Block 3) What you help with (a simple scope list)
Visitors don’t want your full resume. They want to know if you solve their problem.
Use 4–7 bullets max:
- Speed & performance fixes (mobile-first)
- Broken layouts / CSS issues
- Clarity & conversion improvements (copy + hierarchy)
- Forms that work properly (and don’t go to spam)
- Trust-focused UI cleanup (without redesign hype)
If you offer a “one primary action” type homepage, this helps: One Screen Offer.
Block 4) Your process (predictability builds trust)
Most people fear surprises. A clear process lowers perceived risk.
Use 3–5 steps:
- Audit — identify trust + performance leaks
- Plan — prioritize fixes + timeline
- Implement — apply fixes with clean, minimal changes
- QA — test on mobile + browsers, verify forms
- Handover — notes + next steps
If you want a detailed “what I check” list, link it here: Free Quick Check: What I Check.
Block 5) Proof artifacts (without testimonials)
When you don’t have testimonials yet, use “evidence” instead of “praise”.
Add one of these:
- Before/after screenshots (blur sensitive info)
- Mini breakdown: problem → fix → result
- Performance checks: weight reduction, Core Web Vitals improvements
- A short “what I changed” list
Example:
Recent fixes:
- Simplified the hero message for clarity
- Fixed mobile spacing and CTA visibility
- Reduced image weight and improved load speed
- Cleaned up CSS for maintainability
If you want to show performance thinking, link this: Speed Fix Checklist.
Block 6) Boundaries + FAQ (remove objections)
Boundaries are a trust signal.
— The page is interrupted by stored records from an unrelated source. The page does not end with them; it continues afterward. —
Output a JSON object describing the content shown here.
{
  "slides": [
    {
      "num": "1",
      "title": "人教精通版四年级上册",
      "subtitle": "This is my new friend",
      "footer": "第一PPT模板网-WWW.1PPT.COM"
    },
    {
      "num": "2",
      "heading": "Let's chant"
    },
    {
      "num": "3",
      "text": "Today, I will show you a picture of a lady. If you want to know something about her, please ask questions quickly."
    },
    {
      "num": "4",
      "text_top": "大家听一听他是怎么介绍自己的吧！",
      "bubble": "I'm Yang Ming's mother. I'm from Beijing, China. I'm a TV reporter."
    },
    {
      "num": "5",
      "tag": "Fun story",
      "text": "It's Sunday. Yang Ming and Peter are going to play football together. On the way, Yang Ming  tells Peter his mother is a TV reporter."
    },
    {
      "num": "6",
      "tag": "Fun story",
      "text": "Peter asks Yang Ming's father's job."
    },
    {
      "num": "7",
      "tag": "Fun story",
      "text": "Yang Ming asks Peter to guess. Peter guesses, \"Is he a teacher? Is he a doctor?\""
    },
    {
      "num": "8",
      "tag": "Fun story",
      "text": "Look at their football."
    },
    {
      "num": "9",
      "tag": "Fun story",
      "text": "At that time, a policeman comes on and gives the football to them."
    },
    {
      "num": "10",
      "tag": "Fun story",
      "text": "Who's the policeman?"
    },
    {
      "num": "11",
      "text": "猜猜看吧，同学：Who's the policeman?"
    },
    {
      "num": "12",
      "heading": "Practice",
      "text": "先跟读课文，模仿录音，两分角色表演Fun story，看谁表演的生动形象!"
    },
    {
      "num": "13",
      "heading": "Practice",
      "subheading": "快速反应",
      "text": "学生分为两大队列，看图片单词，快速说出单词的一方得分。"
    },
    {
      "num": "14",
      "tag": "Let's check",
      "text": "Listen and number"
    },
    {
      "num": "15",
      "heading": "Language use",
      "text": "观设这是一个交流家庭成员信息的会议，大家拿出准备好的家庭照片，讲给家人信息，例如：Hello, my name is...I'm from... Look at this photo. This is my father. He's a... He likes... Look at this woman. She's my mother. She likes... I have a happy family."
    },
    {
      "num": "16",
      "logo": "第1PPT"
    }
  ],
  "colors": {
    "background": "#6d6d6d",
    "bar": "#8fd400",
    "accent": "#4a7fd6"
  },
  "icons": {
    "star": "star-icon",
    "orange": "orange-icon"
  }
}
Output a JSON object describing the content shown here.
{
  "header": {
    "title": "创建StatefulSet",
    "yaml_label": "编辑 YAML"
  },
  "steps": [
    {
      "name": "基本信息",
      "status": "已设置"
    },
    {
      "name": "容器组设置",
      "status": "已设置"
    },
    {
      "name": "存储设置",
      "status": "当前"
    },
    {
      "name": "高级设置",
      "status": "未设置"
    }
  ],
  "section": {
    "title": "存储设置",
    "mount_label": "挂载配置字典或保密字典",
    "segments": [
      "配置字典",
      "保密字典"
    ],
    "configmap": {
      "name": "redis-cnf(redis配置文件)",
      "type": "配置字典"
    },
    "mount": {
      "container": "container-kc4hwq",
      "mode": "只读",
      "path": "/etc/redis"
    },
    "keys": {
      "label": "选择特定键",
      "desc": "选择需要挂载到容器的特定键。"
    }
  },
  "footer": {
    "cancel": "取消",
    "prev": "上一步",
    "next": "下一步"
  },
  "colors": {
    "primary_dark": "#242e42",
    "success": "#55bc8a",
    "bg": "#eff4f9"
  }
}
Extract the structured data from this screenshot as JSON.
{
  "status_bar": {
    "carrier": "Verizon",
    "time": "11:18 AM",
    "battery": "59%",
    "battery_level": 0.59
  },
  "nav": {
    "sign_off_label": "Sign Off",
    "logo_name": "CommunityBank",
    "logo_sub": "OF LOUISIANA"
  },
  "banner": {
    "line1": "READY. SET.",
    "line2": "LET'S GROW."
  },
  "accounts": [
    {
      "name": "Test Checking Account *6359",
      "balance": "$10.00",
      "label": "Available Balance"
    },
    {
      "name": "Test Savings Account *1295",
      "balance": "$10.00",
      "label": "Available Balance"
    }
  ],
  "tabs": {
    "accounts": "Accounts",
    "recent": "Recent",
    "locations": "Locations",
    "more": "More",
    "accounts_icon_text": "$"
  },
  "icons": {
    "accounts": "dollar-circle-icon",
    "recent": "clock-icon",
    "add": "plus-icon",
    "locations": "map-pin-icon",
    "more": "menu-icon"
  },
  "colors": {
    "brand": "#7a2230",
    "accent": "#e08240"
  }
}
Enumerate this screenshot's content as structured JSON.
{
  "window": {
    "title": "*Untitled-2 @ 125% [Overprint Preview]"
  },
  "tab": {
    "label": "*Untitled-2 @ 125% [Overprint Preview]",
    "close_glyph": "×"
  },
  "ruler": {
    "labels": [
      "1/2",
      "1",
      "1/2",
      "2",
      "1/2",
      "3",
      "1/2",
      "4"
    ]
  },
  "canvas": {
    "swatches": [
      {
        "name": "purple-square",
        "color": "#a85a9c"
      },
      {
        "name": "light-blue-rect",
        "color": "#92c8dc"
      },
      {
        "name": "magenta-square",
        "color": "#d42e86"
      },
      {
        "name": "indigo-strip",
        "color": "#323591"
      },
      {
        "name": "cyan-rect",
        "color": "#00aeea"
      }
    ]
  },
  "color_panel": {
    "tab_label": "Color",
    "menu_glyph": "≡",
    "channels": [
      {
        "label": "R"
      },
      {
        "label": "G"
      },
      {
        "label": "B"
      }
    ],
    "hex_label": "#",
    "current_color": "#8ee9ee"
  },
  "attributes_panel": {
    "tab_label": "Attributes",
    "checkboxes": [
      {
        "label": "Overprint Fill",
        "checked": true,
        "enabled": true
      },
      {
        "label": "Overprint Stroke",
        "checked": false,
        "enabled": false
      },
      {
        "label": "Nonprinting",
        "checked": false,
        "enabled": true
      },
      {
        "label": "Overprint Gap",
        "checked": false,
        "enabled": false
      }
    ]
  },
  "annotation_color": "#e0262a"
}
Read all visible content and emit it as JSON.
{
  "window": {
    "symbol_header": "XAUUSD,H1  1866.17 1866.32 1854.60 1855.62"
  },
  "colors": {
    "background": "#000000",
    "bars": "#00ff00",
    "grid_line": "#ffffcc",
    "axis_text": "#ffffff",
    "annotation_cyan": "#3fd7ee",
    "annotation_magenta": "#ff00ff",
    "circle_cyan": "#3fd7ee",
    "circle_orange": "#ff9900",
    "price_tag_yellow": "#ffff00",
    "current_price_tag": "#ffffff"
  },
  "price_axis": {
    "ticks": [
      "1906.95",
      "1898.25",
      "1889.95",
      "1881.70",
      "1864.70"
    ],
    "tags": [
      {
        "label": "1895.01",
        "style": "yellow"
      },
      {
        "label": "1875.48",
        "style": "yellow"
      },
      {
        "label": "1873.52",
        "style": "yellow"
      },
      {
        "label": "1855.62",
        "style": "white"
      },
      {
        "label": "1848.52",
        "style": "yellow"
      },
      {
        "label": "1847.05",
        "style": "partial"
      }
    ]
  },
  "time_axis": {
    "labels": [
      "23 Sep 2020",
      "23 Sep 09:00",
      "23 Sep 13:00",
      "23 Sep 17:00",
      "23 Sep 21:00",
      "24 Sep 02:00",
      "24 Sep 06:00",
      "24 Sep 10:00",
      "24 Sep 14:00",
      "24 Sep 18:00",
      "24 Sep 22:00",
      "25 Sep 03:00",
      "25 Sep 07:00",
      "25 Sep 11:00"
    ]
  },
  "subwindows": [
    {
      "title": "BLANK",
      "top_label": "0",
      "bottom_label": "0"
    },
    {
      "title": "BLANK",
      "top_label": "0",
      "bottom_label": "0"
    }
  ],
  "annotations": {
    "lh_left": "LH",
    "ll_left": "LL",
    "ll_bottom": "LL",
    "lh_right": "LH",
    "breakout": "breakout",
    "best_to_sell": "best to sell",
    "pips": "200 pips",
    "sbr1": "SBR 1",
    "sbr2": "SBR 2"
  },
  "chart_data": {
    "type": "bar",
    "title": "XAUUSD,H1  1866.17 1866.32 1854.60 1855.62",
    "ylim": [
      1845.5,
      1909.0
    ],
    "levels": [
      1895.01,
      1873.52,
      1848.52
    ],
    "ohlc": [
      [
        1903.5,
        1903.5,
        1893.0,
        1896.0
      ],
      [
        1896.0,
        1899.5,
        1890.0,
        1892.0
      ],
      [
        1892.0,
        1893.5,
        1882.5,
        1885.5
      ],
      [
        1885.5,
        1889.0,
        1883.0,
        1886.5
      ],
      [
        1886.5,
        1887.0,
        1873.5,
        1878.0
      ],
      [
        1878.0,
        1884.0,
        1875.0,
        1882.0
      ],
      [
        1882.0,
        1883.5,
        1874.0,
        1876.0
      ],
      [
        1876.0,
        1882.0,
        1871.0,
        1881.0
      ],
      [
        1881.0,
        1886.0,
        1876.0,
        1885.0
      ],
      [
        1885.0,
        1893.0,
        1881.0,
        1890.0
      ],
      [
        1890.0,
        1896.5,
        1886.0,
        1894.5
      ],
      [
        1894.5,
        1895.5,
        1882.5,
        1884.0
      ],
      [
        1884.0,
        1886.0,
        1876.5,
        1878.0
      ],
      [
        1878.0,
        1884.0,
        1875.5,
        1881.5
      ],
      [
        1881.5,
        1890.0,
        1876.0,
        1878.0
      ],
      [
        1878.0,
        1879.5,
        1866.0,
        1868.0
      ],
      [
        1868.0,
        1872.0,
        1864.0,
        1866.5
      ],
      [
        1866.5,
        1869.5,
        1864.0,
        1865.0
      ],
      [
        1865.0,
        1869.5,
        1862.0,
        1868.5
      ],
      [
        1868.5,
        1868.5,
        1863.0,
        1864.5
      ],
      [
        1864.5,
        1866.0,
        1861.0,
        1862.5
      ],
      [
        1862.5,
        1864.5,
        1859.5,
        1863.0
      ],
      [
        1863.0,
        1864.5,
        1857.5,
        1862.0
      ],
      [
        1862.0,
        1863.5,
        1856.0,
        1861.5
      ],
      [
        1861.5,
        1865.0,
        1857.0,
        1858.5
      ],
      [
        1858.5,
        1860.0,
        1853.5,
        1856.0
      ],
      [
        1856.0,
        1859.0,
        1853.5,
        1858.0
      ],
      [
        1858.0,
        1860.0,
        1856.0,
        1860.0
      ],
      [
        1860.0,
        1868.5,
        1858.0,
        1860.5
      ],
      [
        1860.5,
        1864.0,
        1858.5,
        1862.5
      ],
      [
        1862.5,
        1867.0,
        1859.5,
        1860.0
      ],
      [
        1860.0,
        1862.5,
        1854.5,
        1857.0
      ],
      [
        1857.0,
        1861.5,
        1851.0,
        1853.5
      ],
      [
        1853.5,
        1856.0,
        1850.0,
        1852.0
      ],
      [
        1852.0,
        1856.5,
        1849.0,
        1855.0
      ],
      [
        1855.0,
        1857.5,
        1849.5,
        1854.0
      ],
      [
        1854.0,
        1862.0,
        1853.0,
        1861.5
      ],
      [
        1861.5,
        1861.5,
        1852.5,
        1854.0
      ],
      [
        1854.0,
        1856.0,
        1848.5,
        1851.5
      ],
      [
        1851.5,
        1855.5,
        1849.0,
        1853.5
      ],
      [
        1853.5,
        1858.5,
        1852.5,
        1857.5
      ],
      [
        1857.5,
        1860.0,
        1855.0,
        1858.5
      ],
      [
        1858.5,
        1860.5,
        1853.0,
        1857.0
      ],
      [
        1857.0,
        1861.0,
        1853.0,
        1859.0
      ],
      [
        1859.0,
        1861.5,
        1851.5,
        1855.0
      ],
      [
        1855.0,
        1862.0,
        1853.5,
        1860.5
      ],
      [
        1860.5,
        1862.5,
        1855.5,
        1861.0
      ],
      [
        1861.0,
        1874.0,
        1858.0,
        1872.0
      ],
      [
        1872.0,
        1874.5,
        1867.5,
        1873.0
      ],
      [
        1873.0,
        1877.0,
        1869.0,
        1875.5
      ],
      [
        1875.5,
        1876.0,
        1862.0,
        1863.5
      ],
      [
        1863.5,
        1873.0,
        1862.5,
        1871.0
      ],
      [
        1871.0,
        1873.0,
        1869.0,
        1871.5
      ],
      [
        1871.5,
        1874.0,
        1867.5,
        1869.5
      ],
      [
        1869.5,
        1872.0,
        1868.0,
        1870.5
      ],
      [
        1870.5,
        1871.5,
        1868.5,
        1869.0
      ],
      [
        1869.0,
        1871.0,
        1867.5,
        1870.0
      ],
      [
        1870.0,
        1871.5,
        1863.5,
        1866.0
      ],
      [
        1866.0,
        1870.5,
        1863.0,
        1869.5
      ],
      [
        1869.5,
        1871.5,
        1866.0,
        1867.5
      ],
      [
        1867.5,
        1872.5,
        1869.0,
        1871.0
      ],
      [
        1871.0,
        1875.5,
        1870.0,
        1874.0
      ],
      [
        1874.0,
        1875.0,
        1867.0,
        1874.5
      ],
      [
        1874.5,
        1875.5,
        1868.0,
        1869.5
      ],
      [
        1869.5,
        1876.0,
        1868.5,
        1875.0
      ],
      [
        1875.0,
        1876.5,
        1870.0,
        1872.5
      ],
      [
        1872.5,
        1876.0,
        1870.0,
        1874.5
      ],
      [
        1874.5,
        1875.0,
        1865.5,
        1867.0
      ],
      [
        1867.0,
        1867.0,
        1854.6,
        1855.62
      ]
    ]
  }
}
Add answers to common questions:
- How long does a typical fix take?
- How do revisions work?
- How do payments work?
- What access do you need (and how you handle it safely)?
- What happens after launch?
If you already have a full FAQ page, link it: Payment FAQ.
Block 7) A single clear CTA (don’t confuse people)
Your About page should end with one clear next step. Keep it simple:
Want a quick, practical review?
I’ll point out your top 3 trust leaks and what to fix first.
Optional: see packages & pricing.
Quick “About page” self-audit (2 minutes)
- Can a stranger explain what you do in 5 seconds?
- Do you show a predictable process?
- Do you reduce risk with boundaries + FAQ?
- Do you show evidence (not just claims)?
- Is there one obvious next step?
If you fix these, your About page becomes a conversion asset, not a biography.